Candala 24 (end)

2.8K 165 10
                                    

Mario mengetuk pintu pelan. Lalu samar ia mendengar suara yang mengizinkan ia masuk. Ia membuka pintu kamar rumah sakit itu disambut dengan suhu ruangan yang dingin. Ia melihat Marissa yang berbaring di ranjang tempat tidur, mamanya duduk di sampingnya menyuapinya makanan.
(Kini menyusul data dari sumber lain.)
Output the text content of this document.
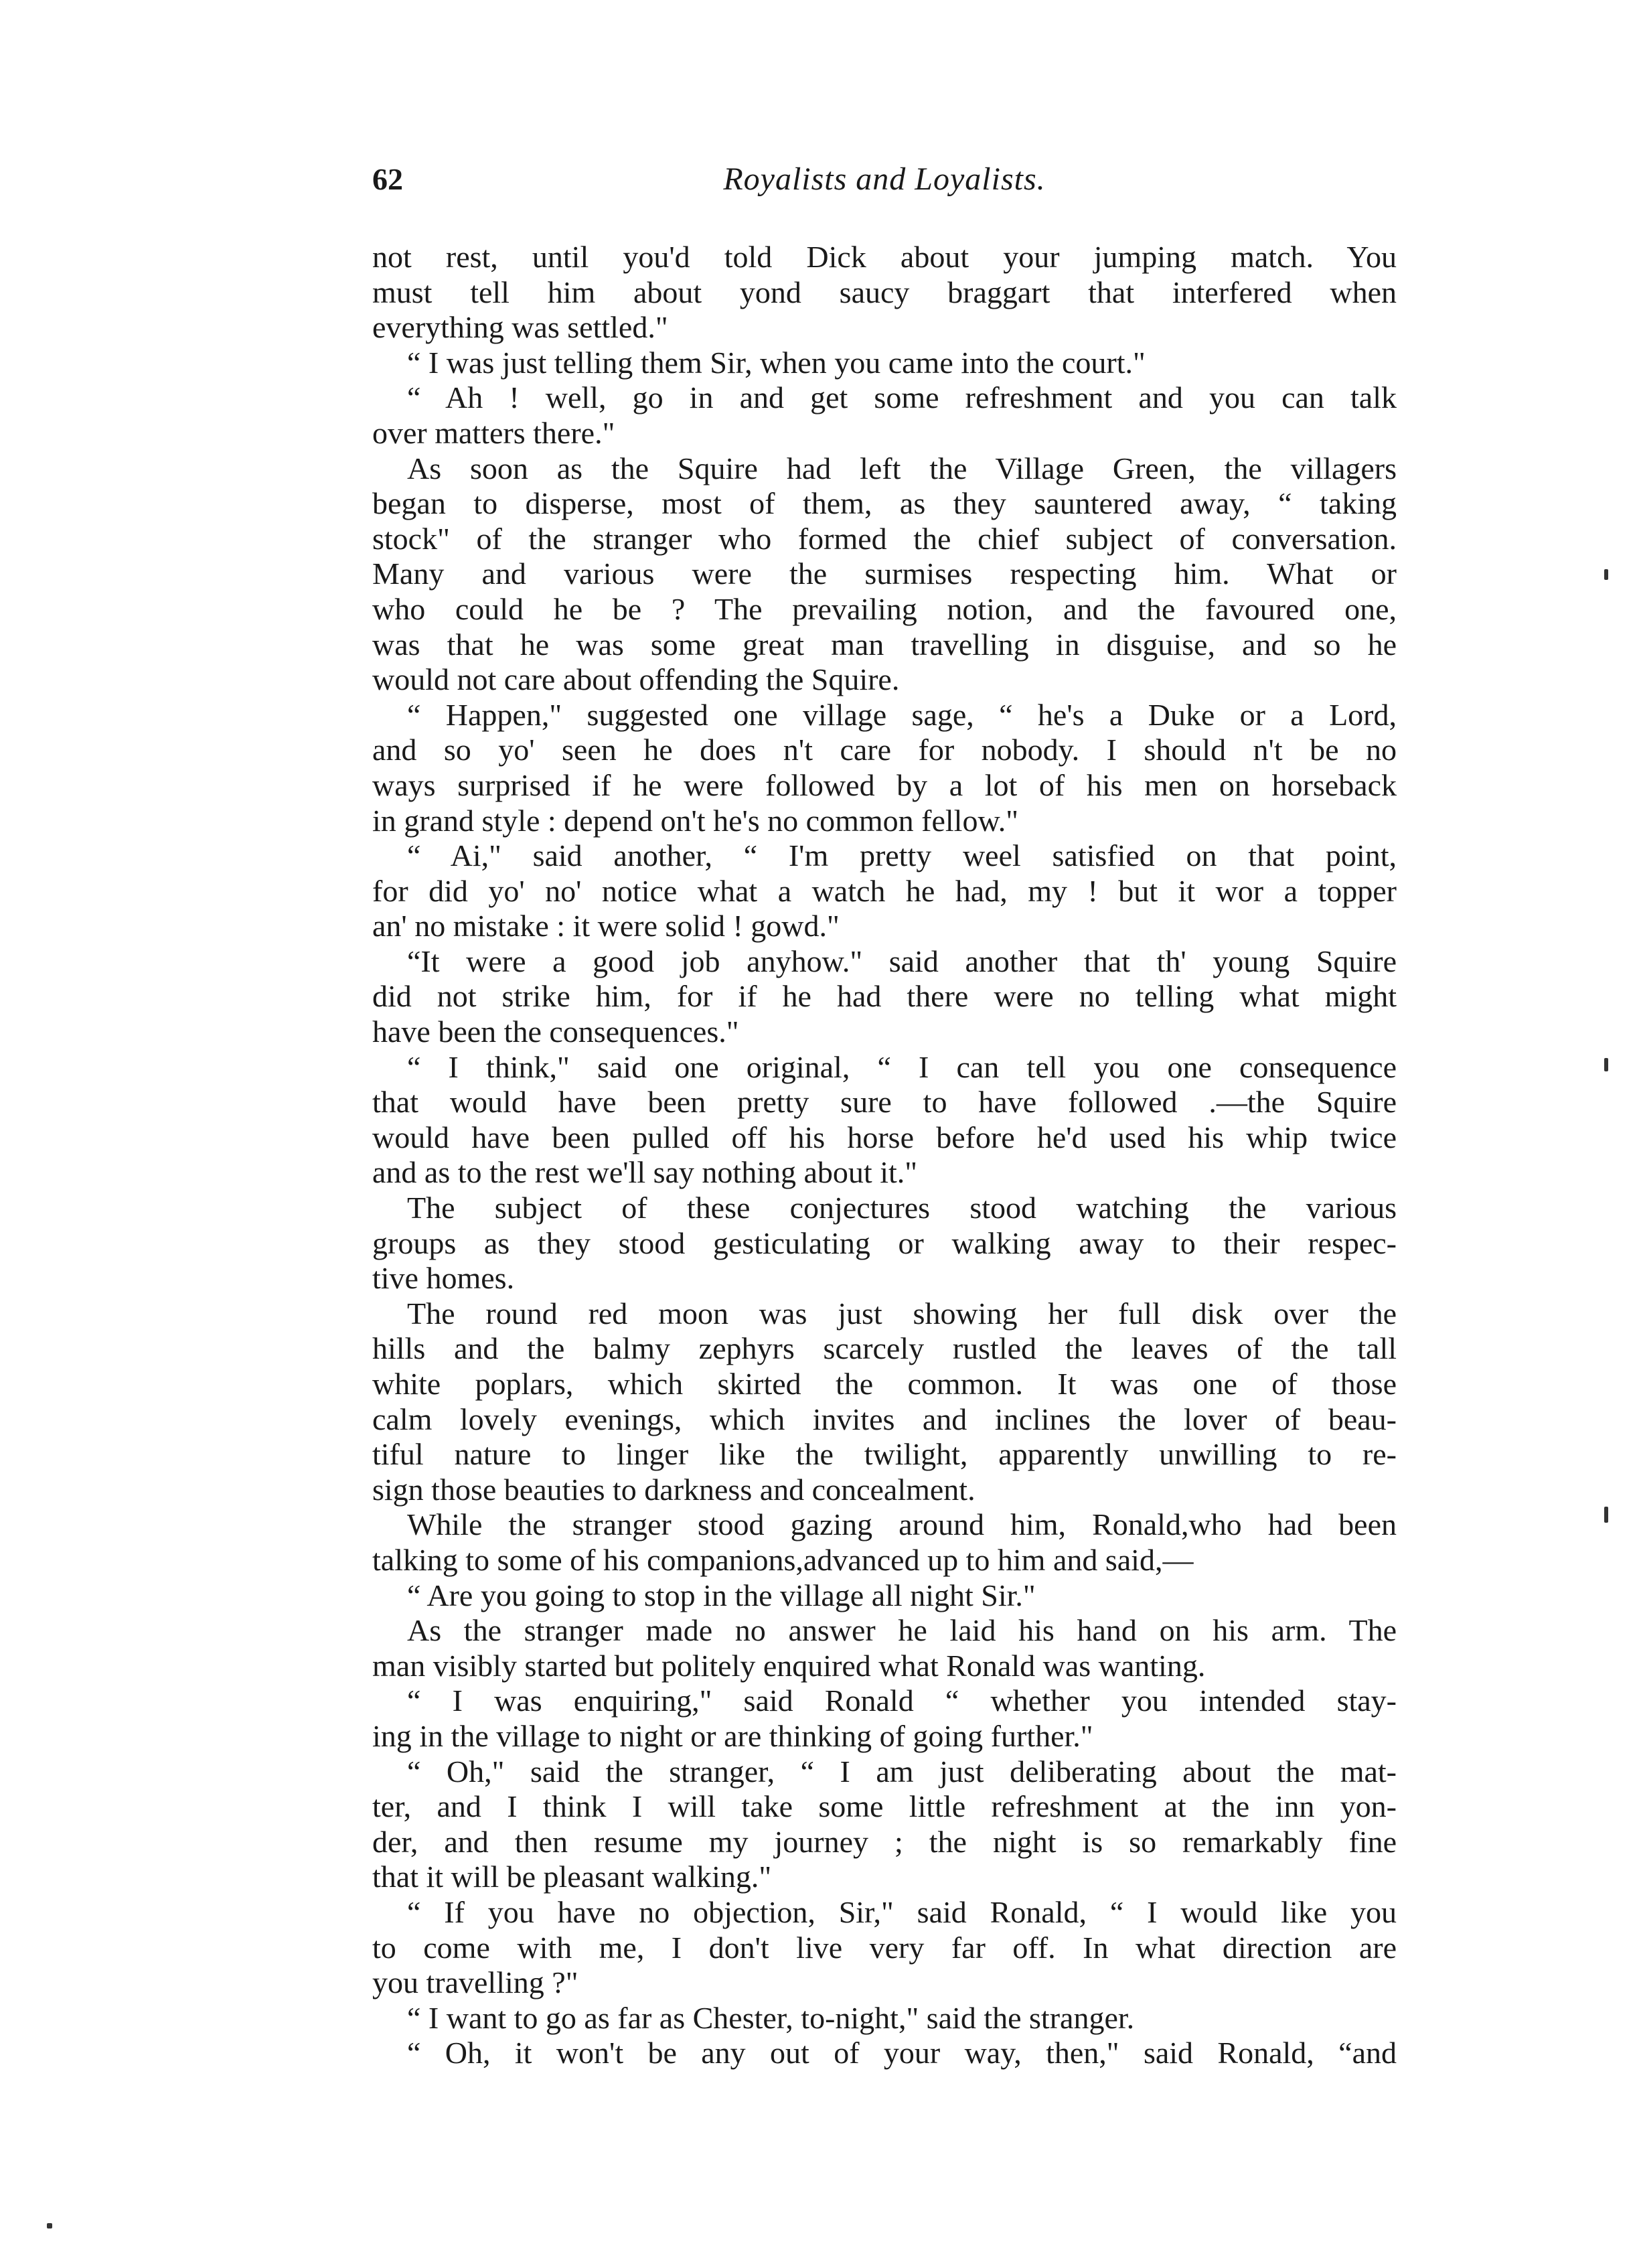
62	Royalists and Loyalists.
not rest, until you'd told Dick about your jumping match. You
must tell him about yond saucy braggart that interfered when
everything was settled."
“ I was just telling them Sir, when you came into the court."
“ Ah ! well, go in and get some refreshment and you can talk
over matters there."
As soon as the Squire had left the Village Green, the villagers
began to disperse, most of them, as they sauntered away, “ taking
stock" of the stranger who formed the chief subject of conversation.
Many and various were the surmises respecting him. What or
who could he be ? The prevailing notion, and the favoured one,
was that he was some great man travelling in disguise, and so he
would not care about offending the Squire.
“ Happen," suggested one village sage, “ he's a Duke or a Lord,
and so yo' seen he does n't care for nobody. I should n't be no
ways surprised if he were followed by a lot of his men on horseback
in grand style : depend on't he's no common fellow."
“ Ai," said another, “ I'm pretty weel satisfied on that point,
for did yo' no' notice what a watch he had, my ! but it wor a topper
an' no mistake : it were solid ! gowd."
“It were a good job anyhow." said another that th' young Squire
did not strike him, for if he had there were no telling what might
have been the consequences."
“ I think," said one original, “ I can tell you one consequence
that would have been pretty sure to have followed .—the Squire
would have been pulled off his horse before he'd used his whip twice
and as to the rest we'll say nothing about it."
The subject of these conjectures stood watching the various
groups as they stood gesticulating or walking away to their respec-
tive homes.
The round red moon was just showing her full disk over the
hills and the balmy zephyrs scarcely rustled the leaves of the tall
white poplars, which skirted the common. It was one of those
calm lovely evenings, which invites and inclines the lover of beau-
tiful nature to linger like the twilight, apparently unwilling to re-
sign those beauties to darkness and concealment.
While the stranger stood gazing around him, Ronald,who had been
talking to some of his companions,advanced up to him and said,—
“ Are you going to stop in the village all night Sir."
As the stranger made no answer he laid his hand on his arm. The
man visibly started but politely enquired what Ronald was wanting.
“ I was enquiring," said Ronald “ whether you intended stay-
ing in the village to night or are thinking of going further."
“ Oh," said the stranger, “ I am just deliberating about the mat-
ter, and I think I will take some little refreshment at the inn yon-
der, and then resume my journey ; the night is so remarkably fine
that it will be pleasant walking."
“ If you have no objection, Sir," said Ronald, “ I would like you
to come with me, I don't live very far off. In what direction are
you travelling ?"
“ I want to go as far as Chester, to-night," said the stranger.
“ Oh, it won't be any out of your way, then," said Ronald, “and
Mario ragu, ia seketika takut dan malu. Selalu terlintas di pikirannya bahwa ia tidak pantas berada disini. Tapi langkah kakinya yang pincang tidak mau berhenti untuk mendekati Marissa.

"Mario" Mama Marissa berbisik pada Marissa hingga membuat Marissa menoleh padanya. "Ya tuhan, seharusnya kau obati lukamu itu Mario" Wanita itu meletak mangkuk bubur di atas meja nampan berisi makanan. "Mama tinggal sebentar ya".

Mario menatap kepergian Andini hingga menutup pintu. Ia agak ragu menatap Marissa.

"Mario" suara Marissa pelan. Ia sedih melihat kondisi Mario seperti itu.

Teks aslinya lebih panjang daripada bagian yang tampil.